Adam James Sorensen
Dust Cloud Refrain
[
Continental Record Services
2018]

adamjamessorensen.com

File Under: Paesaggio nella nebbia

di Gianfranco Callieri
(12/04/2018)

Pur essendo solo al secondo disco, Adam James Sorensen da Chicago, Illinois, sembra aver comunque affinato la capacità invidiabile di distillare i colori, le polveri, gli umori e lo spirito di una terra nell'intreccio equilibrato, armonico e senza una nota di troppo tra la propria voce e la propria chitarra. Sono questi ultimi, senza dimenticare l'intervento occasionale di strumenti classici - contrabbasso, violino, violoncello - i due elementi intorno ai quali si srotola, diversi anni dopo l'esordio contrassegnato dall'altrettanto interessante Midwest (2012), l'espressività oppiacea e subliminale di Dust Cloud Refrain, uno di quei dischi dove la materializzazione di una scenografia, in questo caso la striscia di terra avente come punta settentrionale i laghi di Michigan e Wisconsin (come punta meridionale il golfo della Louisiana), diventa la circostanza in cui attraversare il confine sonoro tra più stati e tra centinaia d'immagini.

Nonostante i numerosi riferimenti a Woody Guthrie e le ripetute citazioni di un rhythm of the rail ("ritmo della rotaia") che unirebbe le differenze fra Texas, Oklahoma e Utah nello snodarsi icastico e ripetitivo della ferrovia, le canzoni di Sorensen non guardano tanto al folk contestatore di mezzo secolo fa quanto alla pastorale semiacustica degli Iron & Wine di Sam Beam, al linguaggio asciutto dei cantautori texani e alle melodie forbite del folk-rock anni '70, tutti punti di riferimento grazie ai quali l'andatura densa, rallentata, cinematografica e suggestiva dei nove brani di Dust Cloud Refrain riesce a trovare la propria fisiologia, in ogni episodio oscillante tra visione e ricordo. Nella scrittura di Sorensen, nel ritmo arcaico della commossa Jane Dudley (con qualche strizzatina d'occhio al primo John Gorka) come nella sconfinata malinconia di una Boiling Over imparentata con le canzoni più mosse di David Wilcox, nella marziale efficacia di una title-track dove si riscontrano parentele con la virile solennità folkie di Richard Shindell come nell'impianto classicheggiante di una Coming Back della quale sarebbe andata orgogliosa la Nanci Griffith signorile e letterata di Other Voices, Other Rooms (1993), c'è una voce poetica capace di chiedere al cielo, alle praterie e alle strade della propria terra di restituirgli, in chiave sonora, un pezzo della sua anima, in quell'abbandono di sé che è l'unico mezzo per trasformare la biografia personale in racconto universale e significante.

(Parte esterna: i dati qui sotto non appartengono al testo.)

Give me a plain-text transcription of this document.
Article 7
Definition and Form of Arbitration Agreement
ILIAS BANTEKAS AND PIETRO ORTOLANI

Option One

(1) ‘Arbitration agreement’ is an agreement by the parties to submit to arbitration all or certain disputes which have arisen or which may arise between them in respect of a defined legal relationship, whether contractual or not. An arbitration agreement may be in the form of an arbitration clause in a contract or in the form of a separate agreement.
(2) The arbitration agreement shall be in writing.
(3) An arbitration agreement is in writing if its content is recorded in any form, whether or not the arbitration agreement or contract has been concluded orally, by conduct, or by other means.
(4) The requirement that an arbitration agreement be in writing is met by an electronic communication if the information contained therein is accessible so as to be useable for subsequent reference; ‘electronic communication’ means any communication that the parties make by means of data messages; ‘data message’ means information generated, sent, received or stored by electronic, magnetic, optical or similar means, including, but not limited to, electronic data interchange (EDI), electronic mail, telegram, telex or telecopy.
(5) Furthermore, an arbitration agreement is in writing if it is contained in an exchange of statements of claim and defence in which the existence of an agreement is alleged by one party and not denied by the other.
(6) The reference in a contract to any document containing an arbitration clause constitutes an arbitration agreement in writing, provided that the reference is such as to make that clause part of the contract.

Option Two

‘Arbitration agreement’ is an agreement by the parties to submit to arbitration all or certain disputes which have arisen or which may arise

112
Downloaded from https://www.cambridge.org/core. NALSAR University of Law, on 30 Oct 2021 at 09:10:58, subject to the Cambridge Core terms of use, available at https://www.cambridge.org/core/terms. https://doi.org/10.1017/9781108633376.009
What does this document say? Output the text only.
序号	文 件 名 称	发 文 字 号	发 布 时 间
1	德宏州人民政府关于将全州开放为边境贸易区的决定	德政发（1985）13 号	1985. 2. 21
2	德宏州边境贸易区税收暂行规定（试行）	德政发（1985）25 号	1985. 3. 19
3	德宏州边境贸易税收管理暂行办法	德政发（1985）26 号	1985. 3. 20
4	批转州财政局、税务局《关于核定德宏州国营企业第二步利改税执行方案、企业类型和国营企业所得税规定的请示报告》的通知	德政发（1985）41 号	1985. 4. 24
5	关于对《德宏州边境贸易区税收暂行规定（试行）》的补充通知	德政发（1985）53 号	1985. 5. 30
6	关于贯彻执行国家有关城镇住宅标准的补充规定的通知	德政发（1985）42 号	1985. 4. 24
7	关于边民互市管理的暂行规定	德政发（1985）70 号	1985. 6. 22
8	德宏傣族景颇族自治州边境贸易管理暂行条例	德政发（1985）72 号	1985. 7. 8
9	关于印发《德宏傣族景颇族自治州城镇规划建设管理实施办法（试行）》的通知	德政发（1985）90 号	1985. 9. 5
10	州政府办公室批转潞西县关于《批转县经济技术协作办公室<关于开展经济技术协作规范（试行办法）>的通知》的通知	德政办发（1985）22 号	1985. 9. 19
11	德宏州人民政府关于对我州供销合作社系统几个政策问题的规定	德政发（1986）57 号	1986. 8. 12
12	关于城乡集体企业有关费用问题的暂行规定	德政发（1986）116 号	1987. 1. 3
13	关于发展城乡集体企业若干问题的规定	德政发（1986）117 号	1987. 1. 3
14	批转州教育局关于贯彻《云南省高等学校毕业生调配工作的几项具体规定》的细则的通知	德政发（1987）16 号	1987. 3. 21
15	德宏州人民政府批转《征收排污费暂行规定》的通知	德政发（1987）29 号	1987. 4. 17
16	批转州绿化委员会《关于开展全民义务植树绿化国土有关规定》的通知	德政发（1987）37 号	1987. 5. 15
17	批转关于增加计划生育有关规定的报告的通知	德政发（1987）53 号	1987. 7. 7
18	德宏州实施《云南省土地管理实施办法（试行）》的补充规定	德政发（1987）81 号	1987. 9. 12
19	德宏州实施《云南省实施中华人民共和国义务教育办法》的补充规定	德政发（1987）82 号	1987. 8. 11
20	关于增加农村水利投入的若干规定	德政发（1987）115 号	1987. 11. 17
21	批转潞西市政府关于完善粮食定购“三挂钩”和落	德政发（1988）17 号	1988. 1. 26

Ciò non significa, com'è ovvio, che Dust Cloud Refrain sia un capolavoro, perché non lo è; eppure, la profondità e l'autorevolezza con cui, prendendo sul serio i tratti del paesaggio e la loro valenza simbolica, si dimostra in grado di delineare un vero e proprio pellegrinaggio musicale, meritano senza dubbio rispetto indiscriminato. "Se potessimo aprire le persone, dentro di loro troveremmo dei paesaggi", dice l'anziana e ancora splendida regista francese Agnès Varda al fotografo parigino JR, molto più giovane di lei, nel recente e delizioso film girato a quattro mani da entrambi, Visages Villages (2017). Se aprissimo l'animo di Adam James Sorensen, molto probabilmente vi troveremmo quel racconto folk di vaste pianure, campi aperti, acque cristalline e natura selvaggia messo in musica, nella scaletta di Dust Cloud Refrain, con essenzialità e misura esemplari.